The first Astrobiology paper calculated the excess carbon monoxide, hydroxyl and eventually hydrogen atoms produced when electric fields generated by dust devils and storms cause carbon dioxide and water molecules to split. Hydrogen and hydroxyl have been known to play a key role in the production of hydrogen peroxide in the Martian atmosphere.

Gregory Delory, senior fellow at the Space Sciences Laboratory at UCLA, Berkeley, is first author of that paper, with co-authors Atreya and William Farrell of Goddard Space Flight Center, in Greenbelt, Md. The paper is called "Oxidant Enhancement in Martian Dust Devils and Storms: Storm Electric Fields and Electron Dissociative Attachment."

Atreya's team calculated that the amounts of hydrogen peroxide produced during these reactions would be large enough to result in its condensation—essentially hydrogen peroxide would snow from the sky and contaminate the planet when it fell.
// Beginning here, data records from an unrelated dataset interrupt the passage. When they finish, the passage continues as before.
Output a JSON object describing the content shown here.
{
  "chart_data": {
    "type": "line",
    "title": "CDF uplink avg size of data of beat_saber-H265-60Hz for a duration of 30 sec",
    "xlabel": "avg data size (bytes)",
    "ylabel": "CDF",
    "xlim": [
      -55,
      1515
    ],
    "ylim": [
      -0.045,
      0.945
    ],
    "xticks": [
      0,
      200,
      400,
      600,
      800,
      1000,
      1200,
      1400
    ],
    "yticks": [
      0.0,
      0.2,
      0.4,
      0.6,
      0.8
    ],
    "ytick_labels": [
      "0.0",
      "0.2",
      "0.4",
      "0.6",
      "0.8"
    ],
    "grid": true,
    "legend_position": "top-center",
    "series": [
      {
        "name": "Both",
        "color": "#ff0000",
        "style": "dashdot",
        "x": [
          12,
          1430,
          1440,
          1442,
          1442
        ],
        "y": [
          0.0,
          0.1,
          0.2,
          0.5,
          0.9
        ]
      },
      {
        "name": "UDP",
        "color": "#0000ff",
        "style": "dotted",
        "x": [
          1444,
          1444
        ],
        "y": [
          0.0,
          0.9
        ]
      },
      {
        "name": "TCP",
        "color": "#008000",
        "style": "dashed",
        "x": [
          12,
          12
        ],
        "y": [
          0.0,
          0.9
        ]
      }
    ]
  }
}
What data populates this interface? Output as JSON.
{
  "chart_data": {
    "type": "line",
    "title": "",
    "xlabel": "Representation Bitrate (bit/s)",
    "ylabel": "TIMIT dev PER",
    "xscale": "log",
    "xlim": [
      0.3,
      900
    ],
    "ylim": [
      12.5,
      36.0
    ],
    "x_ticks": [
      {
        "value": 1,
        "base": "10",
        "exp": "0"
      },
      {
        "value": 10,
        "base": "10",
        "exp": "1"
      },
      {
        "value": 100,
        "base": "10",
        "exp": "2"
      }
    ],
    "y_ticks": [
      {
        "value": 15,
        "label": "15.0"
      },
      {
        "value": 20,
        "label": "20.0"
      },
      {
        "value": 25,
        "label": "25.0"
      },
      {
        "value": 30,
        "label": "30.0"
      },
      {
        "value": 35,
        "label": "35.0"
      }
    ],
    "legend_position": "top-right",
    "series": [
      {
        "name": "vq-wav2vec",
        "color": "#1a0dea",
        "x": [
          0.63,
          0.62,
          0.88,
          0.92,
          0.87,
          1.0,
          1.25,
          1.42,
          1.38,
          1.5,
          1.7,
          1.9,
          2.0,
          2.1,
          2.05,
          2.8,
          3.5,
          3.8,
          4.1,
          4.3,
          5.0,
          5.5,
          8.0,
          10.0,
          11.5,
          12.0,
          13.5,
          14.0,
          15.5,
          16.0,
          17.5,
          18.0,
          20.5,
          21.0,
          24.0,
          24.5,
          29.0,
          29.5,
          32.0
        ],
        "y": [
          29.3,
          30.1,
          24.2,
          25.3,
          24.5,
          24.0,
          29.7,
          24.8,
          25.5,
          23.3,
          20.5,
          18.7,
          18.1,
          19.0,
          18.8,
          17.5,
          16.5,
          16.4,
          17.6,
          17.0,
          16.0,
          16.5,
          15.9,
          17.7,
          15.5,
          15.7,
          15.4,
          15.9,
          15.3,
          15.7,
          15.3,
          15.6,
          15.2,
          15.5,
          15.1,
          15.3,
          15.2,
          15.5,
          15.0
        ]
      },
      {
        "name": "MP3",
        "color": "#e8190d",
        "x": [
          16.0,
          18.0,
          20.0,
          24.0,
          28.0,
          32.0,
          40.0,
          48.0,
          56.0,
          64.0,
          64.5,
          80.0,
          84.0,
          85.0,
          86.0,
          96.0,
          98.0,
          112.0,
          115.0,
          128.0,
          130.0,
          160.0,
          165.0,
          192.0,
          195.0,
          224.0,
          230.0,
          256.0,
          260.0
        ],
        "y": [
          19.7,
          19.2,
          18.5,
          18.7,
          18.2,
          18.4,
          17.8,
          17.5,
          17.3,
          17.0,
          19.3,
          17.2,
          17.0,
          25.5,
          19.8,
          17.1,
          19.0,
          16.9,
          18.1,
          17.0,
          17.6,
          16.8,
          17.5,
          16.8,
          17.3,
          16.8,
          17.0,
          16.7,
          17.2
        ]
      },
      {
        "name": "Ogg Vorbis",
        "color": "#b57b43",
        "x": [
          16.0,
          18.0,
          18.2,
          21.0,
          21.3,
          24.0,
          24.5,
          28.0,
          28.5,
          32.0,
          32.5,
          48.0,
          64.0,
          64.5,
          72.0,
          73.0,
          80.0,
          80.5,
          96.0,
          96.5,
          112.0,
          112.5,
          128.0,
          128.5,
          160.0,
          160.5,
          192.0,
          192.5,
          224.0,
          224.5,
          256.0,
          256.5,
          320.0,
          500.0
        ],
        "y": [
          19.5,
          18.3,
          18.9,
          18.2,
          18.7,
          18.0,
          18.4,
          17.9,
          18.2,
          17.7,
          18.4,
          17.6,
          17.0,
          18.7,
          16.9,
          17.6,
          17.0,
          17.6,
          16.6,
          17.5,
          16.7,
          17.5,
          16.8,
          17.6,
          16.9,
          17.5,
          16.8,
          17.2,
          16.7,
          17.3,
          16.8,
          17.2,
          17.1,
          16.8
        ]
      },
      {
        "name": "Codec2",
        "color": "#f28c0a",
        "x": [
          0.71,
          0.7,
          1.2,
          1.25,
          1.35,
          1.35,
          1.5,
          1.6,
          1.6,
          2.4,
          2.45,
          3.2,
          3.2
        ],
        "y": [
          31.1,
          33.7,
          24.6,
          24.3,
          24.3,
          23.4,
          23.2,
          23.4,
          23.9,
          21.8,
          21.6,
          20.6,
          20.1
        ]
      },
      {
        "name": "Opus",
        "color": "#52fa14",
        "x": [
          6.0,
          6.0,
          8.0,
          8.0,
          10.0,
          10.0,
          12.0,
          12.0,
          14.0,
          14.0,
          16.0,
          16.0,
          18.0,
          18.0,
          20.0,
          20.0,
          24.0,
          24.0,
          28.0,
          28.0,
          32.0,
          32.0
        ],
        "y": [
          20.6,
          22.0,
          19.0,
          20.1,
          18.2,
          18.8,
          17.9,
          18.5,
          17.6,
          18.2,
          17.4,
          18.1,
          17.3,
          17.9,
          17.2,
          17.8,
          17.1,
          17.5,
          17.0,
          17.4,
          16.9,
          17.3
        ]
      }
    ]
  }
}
Atreya's paper suggests that the hydrogen peroxide would scavenge organic material from Mars, and it could also accelerate the loss of methane on the planet, requiring a larger source to explain the recent detection of this gas on Mars. "Methane is a metabolic byproduct of life as we know it, but presence of methane does not by itself imply existence of life on a planet," Atreya says.

Scientists regard Mars as Earth's closest relative. "Of all the planets in the solar system, Mars resembles the Earth most. And outside of the Earth, it has the best chance of being habitable now or in the past when the planet may have been warmer and wetter," Atreya says. Presence of life below the surface of Mars at any time is not ruled out by this research.

The research also helps explain contradictory results in a series of experiments in 1970s that suggested microscopic life might have been present in Martian soil. Called the Viking Project, the primary objective was to determine if there was life—past or present—on Mars. Biological experiments conducted by the two landing units, Viking 1 and 2, yielded conflicting results.

In addition to lead authors Atreya and Delory, co-authors of both papers are Farrell, and Nilton Renno and Ah-San Wong (U-M), Steven Cummer (Duke University), Davis Sentman (University of Alaska), John Marshall (SETI Institute), Scot Rafkin (Southwest Research Institute) and David Catling (University of Washington).

The research was funded by NASA's Mars Fundamental Research Program and NASA Goddard internal institutional funds.